Que en el contexto actual de la violencia contra las mujeres en Centroamérica, nuevos tipos de violencia instrumentalizada a favor de grupos criminales organizados conviven con la forma más conocida y extendida: la violencia en las diferentes etapas y modalidades del ámbito de la pareja.
Que en los escenarios bélicos no convencionales que configuran la actualidad en Centroamérica se oculta y minimiza la violencia feminicida tras el panorama generalizado de la violencia.
Que la economía criminal convierte a miles de mujeres, todos los años, en la mercancía de las redes de trata y del mercado de la prostitución, también en cobradoras de los impuestos de guerra establecidos por establecidos las pandillas, en transportistas de droga, en úteros productores de niños y niñas destinados a las adopciones (la mayoría de ellas ilegales) y a la trata, en un mercado que, favorecido por la posición geoestratégica de Centroamérica, en especial del triángulo norte y por el desorden neoliberal, recrudece todas las formas de violencia contra las mujeres.
Que los feminicidios son el resultado final de un continuo de violencia donde “los hombres matan a las mujeres porque pueden.” (Rashida Manjoo, 2010) Y que esa impunidad de los delitos por razones de género fomenta y reproduce comportamientos misóginos que suponen graves obstáculos para la consolidación de la democracia y de la gobernabilidad en Centroamérica.
Que la seguridad de las mujeres y de las niñas no ha sido priorizada en las agendas políticas de la región centroamericana. Las mujeres, de todas las edades, continúan siendo un blanco estratégico de los ataques de los diferentes grupos armados, ante la debilidad de los Estados, que son responsables -por acción y por omisión- de la violencia ejercida contra sus cuerpos.
Que la situación que viven las mujeres de Centroamérica es de inseguridad y riesgo permanentes, por el solo hecho de ser mujeres.
Que los feminicidios son un crimen de Estado.

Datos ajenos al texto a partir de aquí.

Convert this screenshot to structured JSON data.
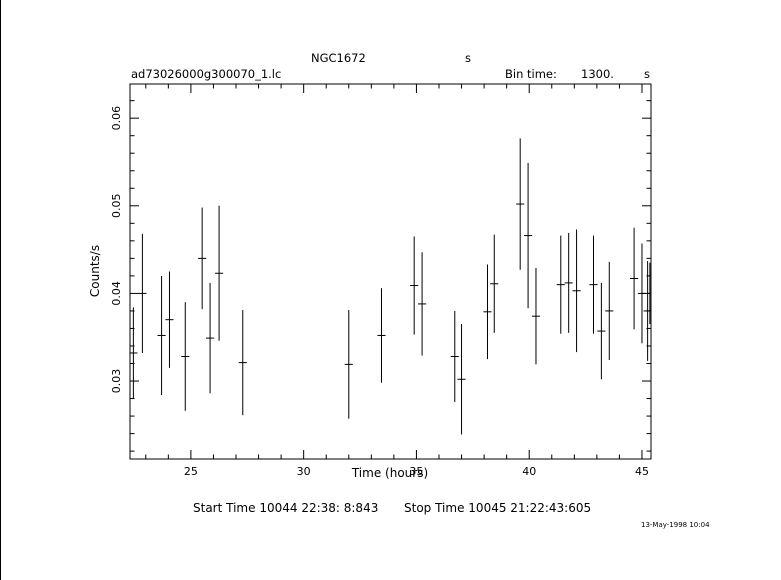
{
  "header": {
    "object": "NGC1672",
    "unit_s": "s",
    "filename": "ad73026000g300070_1.lc",
    "bin_label": "Bin time:",
    "bin_value": "1300.",
    "bin_unit": "s"
  },
  "footer": {
    "start_label": "Start Time",
    "start_value": "10044 22:38: 8:843",
    "stop_label": "Stop Time",
    "stop_value": "10045 21:22:43:605",
    "timestamp": "13-May-1998 10:04"
  },
  "chart_data": {
    "type": "scatter",
    "title": "NGC1672",
    "xlabel": "Time (hours)",
    "ylabel": "Counts/s",
    "xlim": [
      22.3,
      45.4
    ],
    "ylim": [
      0.0211,
      0.0639
    ],
    "x_ticks": [
      25,
      30,
      35,
      40,
      45
    ],
    "y_ticks": [
      0.03,
      0.04,
      0.05,
      0.06
    ],
    "x_tick_labels": [
      "25",
      "30",
      "35",
      "40",
      "45"
    ],
    "y_tick_labels": [
      "0.03",
      "0.04",
      "0.05",
      "0.06"
    ],
    "grid": false,
    "series": [
      {
        "points": [
          {
            "x": 22.45,
            "y": 0.0332,
            "yerr": 0.0052,
            "xerr": 0.18
          },
          {
            "x": 22.85,
            "y": 0.04,
            "yerr": 0.0068,
            "xerr": 0.18
          },
          {
            "x": 23.7,
            "y": 0.0352,
            "yerr": 0.0068,
            "xerr": 0.18
          },
          {
            "x": 24.05,
            "y": 0.037,
            "yerr": 0.0055,
            "xerr": 0.18
          },
          {
            "x": 24.75,
            "y": 0.0328,
            "yerr": 0.0062,
            "xerr": 0.18
          },
          {
            "x": 25.5,
            "y": 0.044,
            "yerr": 0.0058,
            "xerr": 0.18
          },
          {
            "x": 25.85,
            "y": 0.0349,
            "yerr": 0.0063,
            "xerr": 0.18
          },
          {
            "x": 26.25,
            "y": 0.0423,
            "yerr": 0.0077,
            "xerr": 0.18
          },
          {
            "x": 27.3,
            "y": 0.0321,
            "yerr": 0.006,
            "xerr": 0.18
          },
          {
            "x": 32.0,
            "y": 0.0319,
            "yerr": 0.0062,
            "xerr": 0.18
          },
          {
            "x": 33.45,
            "y": 0.0352,
            "yerr": 0.0054,
            "xerr": 0.18
          },
          {
            "x": 34.9,
            "y": 0.0409,
            "yerr": 0.0056,
            "xerr": 0.18
          },
          {
            "x": 35.25,
            "y": 0.0388,
            "yerr": 0.0059,
            "xerr": 0.18
          },
          {
            "x": 36.7,
            "y": 0.0328,
            "yerr": 0.0052,
            "xerr": 0.18
          },
          {
            "x": 37.0,
            "y": 0.0302,
            "yerr": 0.0063,
            "xerr": 0.18
          },
          {
            "x": 38.15,
            "y": 0.0379,
            "yerr": 0.0054,
            "xerr": 0.18
          },
          {
            "x": 38.45,
            "y": 0.0411,
            "yerr": 0.0056,
            "xerr": 0.18
          },
          {
            "x": 39.6,
            "y": 0.0502,
            "yerr": 0.0075,
            "xerr": 0.18
          },
          {
            "x": 39.95,
            "y": 0.0466,
            "yerr": 0.0083,
            "xerr": 0.18
          },
          {
            "x": 40.3,
            "y": 0.0374,
            "yerr": 0.0055,
            "xerr": 0.18
          },
          {
            "x": 41.4,
            "y": 0.041,
            "yerr": 0.0056,
            "xerr": 0.18
          },
          {
            "x": 41.75,
            "y": 0.0412,
            "yerr": 0.0057,
            "xerr": 0.18
          },
          {
            "x": 42.1,
            "y": 0.0403,
            "yerr": 0.007,
            "xerr": 0.18
          },
          {
            "x": 42.85,
            "y": 0.041,
            "yerr": 0.0056,
            "xerr": 0.18
          },
          {
            "x": 43.2,
            "y": 0.0357,
            "yerr": 0.0055,
            "xerr": 0.18
          },
          {
            "x": 43.55,
            "y": 0.038,
            "yerr": 0.0056,
            "xerr": 0.18
          },
          {
            "x": 44.65,
            "y": 0.0417,
            "yerr": 0.0058,
            "xerr": 0.18
          },
          {
            "x": 45.0,
            "y": 0.04,
            "yerr": 0.0057,
            "xerr": 0.18
          },
          {
            "x": 45.25,
            "y": 0.038,
            "yerr": 0.0057,
            "xerr": 0.18
          },
          {
            "x": 45.35,
            "y": 0.04,
            "yerr": 0.0035,
            "xerr": 0.08
          }
        ]
      }
    ]
  }
}
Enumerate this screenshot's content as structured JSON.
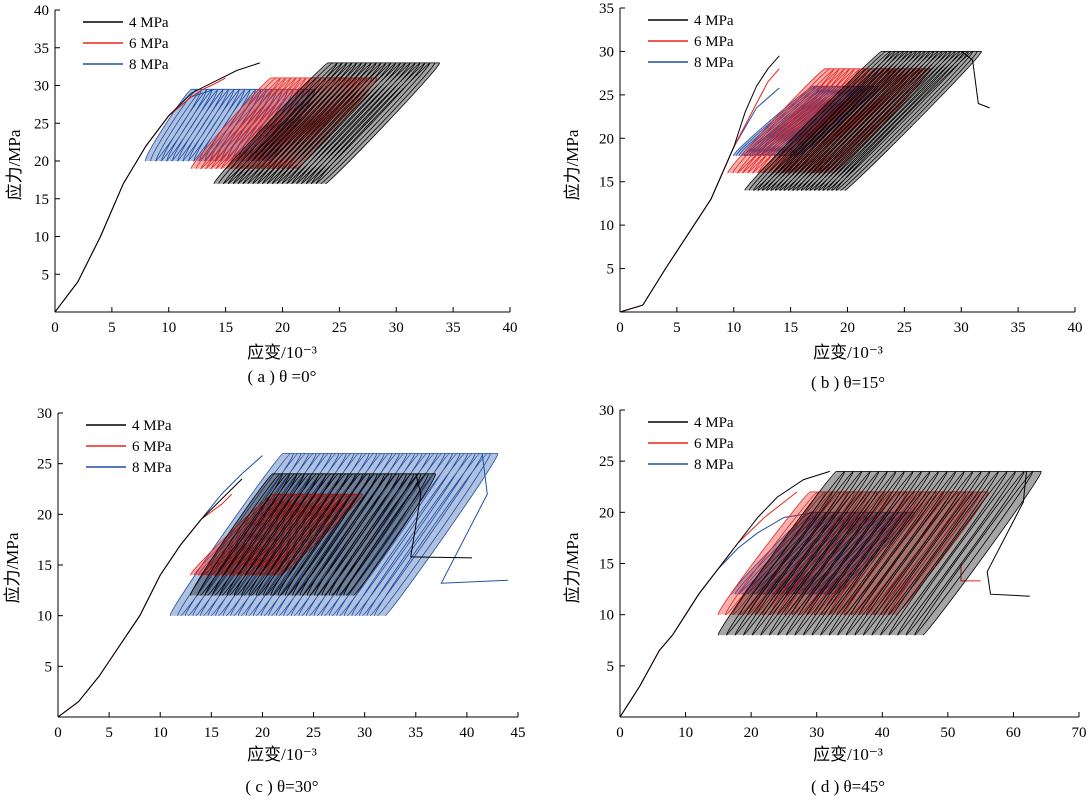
{
  "chart_data": [
    {
      "type": "line",
      "caption": "( a ) θ =0°",
      "xlabel": "应变/10⁻³",
      "ylabel": "应力/MPa",
      "xlim": [
        0,
        40
      ],
      "ylim": [
        0,
        40
      ],
      "xticks": [
        "0",
        "5",
        "10",
        "15",
        "20",
        "25",
        "30",
        "35",
        "40"
      ],
      "yticks": [
        "5",
        "10",
        "15",
        "20",
        "25",
        "30",
        "35",
        "40"
      ],
      "legend_position": "top-left",
      "series": [
        {
          "name": "4 MPa",
          "color": "#000000",
          "loading": [
            [
              0,
              0
            ],
            [
              2,
              4
            ],
            [
              4,
              10
            ],
            [
              6,
              17
            ],
            [
              8,
              22
            ],
            [
              10,
              26
            ],
            [
              12,
              29
            ],
            [
              14,
              30.5
            ],
            [
              16,
              32
            ],
            [
              18,
              33
            ]
          ],
          "cycles": {
            "start": 14,
            "end": 33,
            "count": 22,
            "shift": 10,
            "lower": 17,
            "upper": 33
          },
          "post_peak": []
        },
        {
          "name": "6 MPa",
          "color": "#e8231c",
          "loading": [
            [
              0,
              0
            ],
            [
              2,
              4
            ],
            [
              4,
              10
            ],
            [
              6,
              17
            ],
            [
              8,
              22
            ],
            [
              10,
              26
            ],
            [
              12,
              28.5
            ],
            [
              13,
              29.5
            ],
            [
              14,
              30.2
            ],
            [
              15,
              31
            ]
          ],
          "cycles": {
            "start": 12,
            "end": 27.5,
            "count": 20,
            "shift": 7,
            "lower": 19,
            "upper": 31
          },
          "post_peak": []
        },
        {
          "name": "8 MPa",
          "color": "#1e4fa5",
          "loading": [
            [
              0,
              0
            ],
            [
              2,
              4
            ],
            [
              4,
              10
            ],
            [
              6,
              17
            ],
            [
              8,
              22
            ],
            [
              10,
              26
            ],
            [
              12,
              28.5
            ],
            [
              14,
              29.5
            ]
          ],
          "cycles": {
            "start": 8,
            "end": 22,
            "count": 22,
            "shift": 4,
            "lower": 20,
            "upper": 29.5
          },
          "post_peak": []
        }
      ]
    },
    {
      "type": "line",
      "caption": "( b ) θ=15°",
      "xlabel": "应变/10⁻³",
      "ylabel": "应力/MPa",
      "xlim": [
        0,
        40
      ],
      "ylim": [
        0,
        35
      ],
      "xticks": [
        "0",
        "5",
        "10",
        "15",
        "20",
        "25",
        "30",
        "35",
        "40"
      ],
      "yticks": [
        "5",
        "10",
        "15",
        "20",
        "25",
        "30",
        "35"
      ],
      "legend_position": "top-left",
      "series": [
        {
          "name": "4 MPa",
          "color": "#000000",
          "loading": [
            [
              0,
              0
            ],
            [
              2,
              0.8
            ],
            [
              4,
              5
            ],
            [
              6,
              9
            ],
            [
              8,
              13
            ],
            [
              10,
              19
            ],
            [
              11,
              23
            ],
            [
              12,
              26
            ],
            [
              13,
              28
            ],
            [
              14,
              29.5
            ]
          ],
          "cycles": {
            "start": 11,
            "end": 31,
            "count": 22,
            "shift": 12,
            "lower": 14,
            "upper": 30
          },
          "post_peak": [
            [
              30,
              30
            ],
            [
              31,
              29
            ],
            [
              31.5,
              24
            ],
            [
              32.5,
              23.5
            ]
          ]
        },
        {
          "name": "6 MPa",
          "color": "#e8231c",
          "loading": [
            [
              0,
              0
            ],
            [
              2,
              0.8
            ],
            [
              4,
              5
            ],
            [
              6,
              9
            ],
            [
              8,
              13
            ],
            [
              10,
              19
            ],
            [
              12,
              24
            ],
            [
              13,
              26.5
            ],
            [
              14,
              28
            ]
          ],
          "cycles": {
            "start": 9.5,
            "end": 26.5,
            "count": 20,
            "shift": 8.5,
            "lower": 16,
            "upper": 28
          },
          "post_peak": []
        },
        {
          "name": "8 MPa",
          "color": "#1e4fa5",
          "loading": [
            [
              0,
              0
            ],
            [
              2,
              0.8
            ],
            [
              4,
              5
            ],
            [
              6,
              9
            ],
            [
              8,
              13
            ],
            [
              10,
              19
            ],
            [
              12,
              23.5
            ],
            [
              14,
              25.8
            ]
          ],
          "cycles": {
            "start": 10,
            "end": 22,
            "count": 22,
            "shift": 7,
            "lower": 18,
            "upper": 26
          },
          "post_peak": []
        }
      ]
    },
    {
      "type": "line",
      "caption": "( c ) θ=30°",
      "xlabel": "应变/10⁻³",
      "ylabel": "应力/MPa",
      "xlim": [
        0,
        45
      ],
      "ylim": [
        0,
        30
      ],
      "xticks": [
        "0",
        "5",
        "10",
        "15",
        "20",
        "25",
        "30",
        "35",
        "40",
        "45"
      ],
      "yticks": [
        "5",
        "10",
        "15",
        "20",
        "25",
        "30"
      ],
      "legend_position": "top-left",
      "series": [
        {
          "name": "4 MPa",
          "color": "#000000",
          "loading": [
            [
              0,
              0
            ],
            [
              2,
              1.5
            ],
            [
              4,
              4
            ],
            [
              6,
              7
            ],
            [
              8,
              10
            ],
            [
              10,
              14
            ],
            [
              12,
              17
            ],
            [
              14,
              19.5
            ],
            [
              16,
              21.5
            ],
            [
              18,
              23.5
            ]
          ],
          "cycles": {
            "start": 13,
            "end": 36,
            "count": 22,
            "shift": 8,
            "lower": 12,
            "upper": 24
          },
          "post_peak": [
            [
              35,
              24
            ],
            [
              35.5,
              22
            ],
            [
              34.5,
              15.8
            ],
            [
              40.5,
              15.7
            ]
          ]
        },
        {
          "name": "6 MPa",
          "color": "#e8231c",
          "loading": [
            [
              0,
              0
            ],
            [
              2,
              1.5
            ],
            [
              4,
              4
            ],
            [
              6,
              7
            ],
            [
              8,
              10
            ],
            [
              10,
              14
            ],
            [
              12,
              17
            ],
            [
              14,
              19.5
            ],
            [
              16,
              21
            ],
            [
              17,
              22
            ]
          ],
          "cycles": {
            "start": 13,
            "end": 29,
            "count": 22,
            "shift": 8,
            "lower": 14,
            "upper": 22
          },
          "post_peak": []
        },
        {
          "name": "8 MPa",
          "color": "#1e4fa5",
          "loading": [
            [
              0,
              0
            ],
            [
              2,
              1.5
            ],
            [
              4,
              4
            ],
            [
              6,
              7
            ],
            [
              8,
              10
            ],
            [
              10,
              14
            ],
            [
              12,
              17
            ],
            [
              14,
              19.5
            ],
            [
              16,
              22
            ],
            [
              18,
              24
            ],
            [
              20,
              25.8
            ]
          ],
          "cycles": {
            "start": 11,
            "end": 42,
            "count": 28,
            "shift": 11,
            "lower": 10,
            "upper": 26
          },
          "post_peak": [
            [
              41.5,
              26
            ],
            [
              42,
              22
            ],
            [
              37.5,
              13.2
            ],
            [
              44,
              13.5
            ]
          ]
        }
      ]
    },
    {
      "type": "line",
      "caption": "( d ) θ=45°",
      "xlabel": "应变/10⁻³",
      "ylabel": "应力/MPa",
      "xlim": [
        0,
        70
      ],
      "ylim": [
        0,
        30
      ],
      "xticks": [
        "0",
        "10",
        "20",
        "30",
        "40",
        "50",
        "60",
        "70"
      ],
      "yticks": [
        "5",
        "10",
        "15",
        "20",
        "25",
        "30"
      ],
      "legend_position": "top-left",
      "series": [
        {
          "name": "4 MPa",
          "color": "#000000",
          "loading": [
            [
              0,
              0
            ],
            [
              3,
              3
            ],
            [
              6,
              6.5
            ],
            [
              8,
              8
            ],
            [
              10,
              10
            ],
            [
              12,
              12
            ],
            [
              15,
              14.5
            ],
            [
              18,
              17
            ],
            [
              21,
              19.5
            ],
            [
              24,
              21.5
            ],
            [
              28,
              23.2
            ],
            [
              32,
              24
            ]
          ],
          "cycles": {
            "start": 15,
            "end": 63,
            "count": 24,
            "shift": 18,
            "lower": 8,
            "upper": 24
          },
          "post_peak": [
            [
              62,
              24
            ],
            [
              61.5,
              21
            ],
            [
              56,
              14.2
            ],
            [
              56.5,
              12
            ],
            [
              62.5,
              11.8
            ]
          ]
        },
        {
          "name": "6 MPa",
          "color": "#e8231c",
          "loading": [
            [
              0,
              0
            ],
            [
              3,
              3
            ],
            [
              6,
              6.5
            ],
            [
              8,
              8
            ],
            [
              10,
              10
            ],
            [
              12,
              12
            ],
            [
              15,
              14.5
            ],
            [
              18,
              17
            ],
            [
              22,
              19.5
            ],
            [
              27,
              22
            ]
          ],
          "cycles": {
            "start": 15,
            "end": 55,
            "count": 24,
            "shift": 14,
            "lower": 10,
            "upper": 22
          },
          "post_peak": [
            [
              52,
              15
            ],
            [
              52,
              13.3
            ],
            [
              55,
              13.3
            ]
          ]
        },
        {
          "name": "8 MPa",
          "color": "#1e4fa5",
          "loading": [
            [
              0,
              0
            ],
            [
              3,
              3
            ],
            [
              6,
              6.5
            ],
            [
              8,
              8
            ],
            [
              10,
              10
            ],
            [
              12,
              12
            ],
            [
              15,
              14.5
            ],
            [
              18,
              16.5
            ],
            [
              21,
              18
            ],
            [
              25,
              19.5
            ],
            [
              30,
              20
            ]
          ],
          "cycles": {
            "start": 17,
            "end": 44,
            "count": 24,
            "shift": 12,
            "lower": 12,
            "upper": 20
          },
          "post_peak": []
        }
      ]
    }
  ]
}
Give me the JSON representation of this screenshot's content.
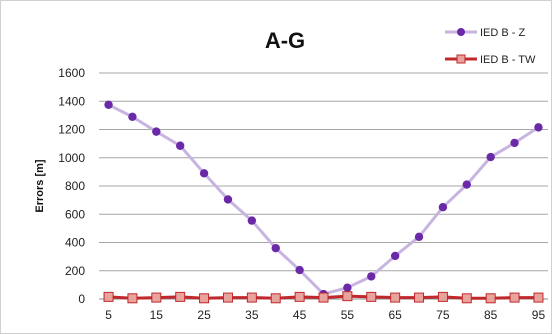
{
  "chart_data": {
    "type": "line",
    "title": "A-G",
    "xlabel": "",
    "ylabel": "Errors [m]",
    "x": [
      5,
      10,
      15,
      20,
      25,
      30,
      35,
      40,
      45,
      50,
      55,
      60,
      65,
      70,
      75,
      80,
      85,
      90,
      95
    ],
    "x_tick_labels": [
      "5",
      "15",
      "25",
      "35",
      "45",
      "55",
      "65",
      "75",
      "85",
      "95"
    ],
    "y_tick_labels": [
      "0",
      "200",
      "400",
      "600",
      "800",
      "1000",
      "1200",
      "1400",
      "1600"
    ],
    "ylim": [
      0,
      1600
    ],
    "grid": "horizontal",
    "legend": "top-right",
    "series": [
      {
        "name": "IED B - Z",
        "color": "#c8b4e0",
        "marker": "circle",
        "marker_color": "#6a2aa8",
        "values": [
          1375,
          1290,
          1185,
          1085,
          890,
          705,
          555,
          360,
          205,
          35,
          80,
          160,
          305,
          440,
          650,
          810,
          1005,
          1105,
          1215
        ]
      },
      {
        "name": "IED B - TW",
        "color": "#c0282c",
        "marker": "square",
        "marker_color": "#e8a49c",
        "values": [
          15,
          5,
          10,
          15,
          5,
          10,
          10,
          5,
          15,
          10,
          20,
          15,
          10,
          10,
          15,
          5,
          5,
          10,
          10
        ]
      }
    ]
  }
}
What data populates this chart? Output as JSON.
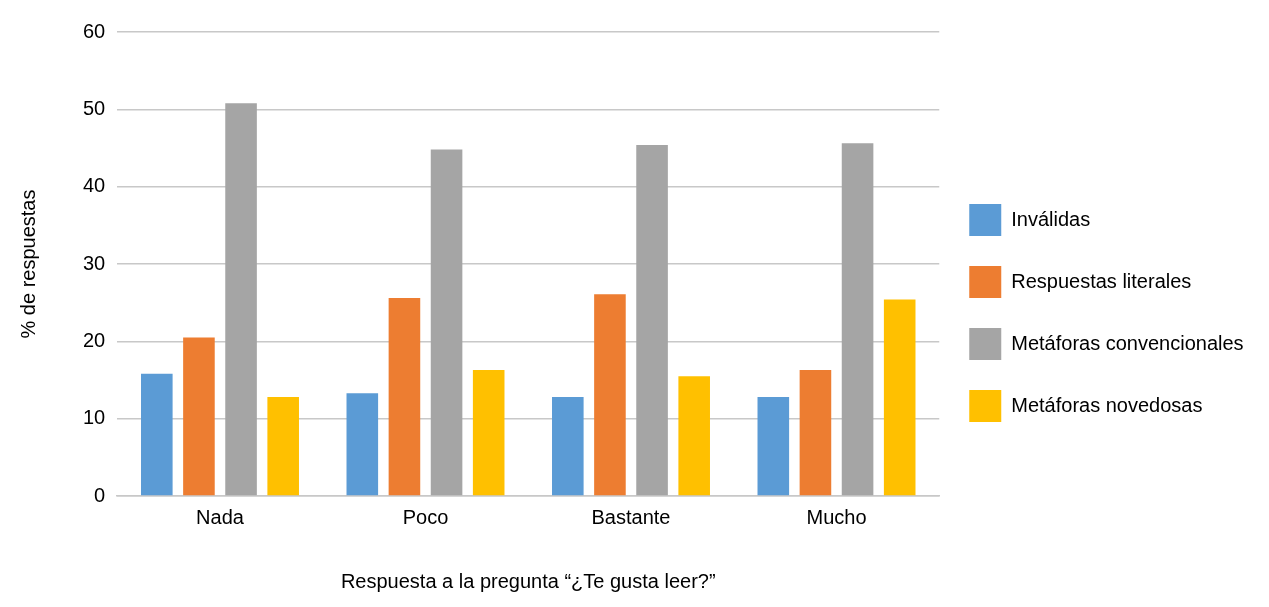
{
  "chart_data": {
    "type": "bar",
    "xlabel": "Respuesta a la pregunta “¿Te gusta leer?”",
    "ylabel": "% de respuestas",
    "categories": [
      "Nada",
      "Poco",
      "Bastante",
      "Mucho"
    ],
    "series": [
      {
        "name": "Inválidas",
        "color": "#5b9bd5",
        "values": [
          15.8,
          13.3,
          12.8,
          12.8
        ]
      },
      {
        "name": "Respuestas literales",
        "color": "#ed7d31",
        "values": [
          20.5,
          25.6,
          26.1,
          16.3
        ]
      },
      {
        "name": "Metáforas convencionales",
        "color": "#a5a5a5",
        "values": [
          50.8,
          44.8,
          45.4,
          45.6
        ]
      },
      {
        "name": "Metáforas novedosas",
        "color": "#ffc000",
        "values": [
          12.8,
          16.3,
          15.5,
          25.4
        ]
      }
    ],
    "ylim": [
      0,
      60
    ],
    "yticks": [
      0,
      10,
      20,
      30,
      40,
      50,
      60
    ],
    "grid": "y",
    "legend": "right"
  }
}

ANTE ESTA REALIDAD SE HACE NECESARIO REFORZAR:
Los pronunciamientos y recomendaciones de la ONU, a través de diferentes y reiterados llamados, en los cuales se ha manifestado a favor de establecer políticas de Estado, en los diferentes países de Centroamérica, para tipificar el asesinato de mujeres y niñas como un delito particularmente grave y condenable. Así como de la necesidad de crear unidades especializadas en la investigación y enjuiciamiento de los feminicidios y otras formas de violencia, como las violaciones sexuales y el acoso sexual, la trata y el tráfico de mujeres, que prevalecen en la zona.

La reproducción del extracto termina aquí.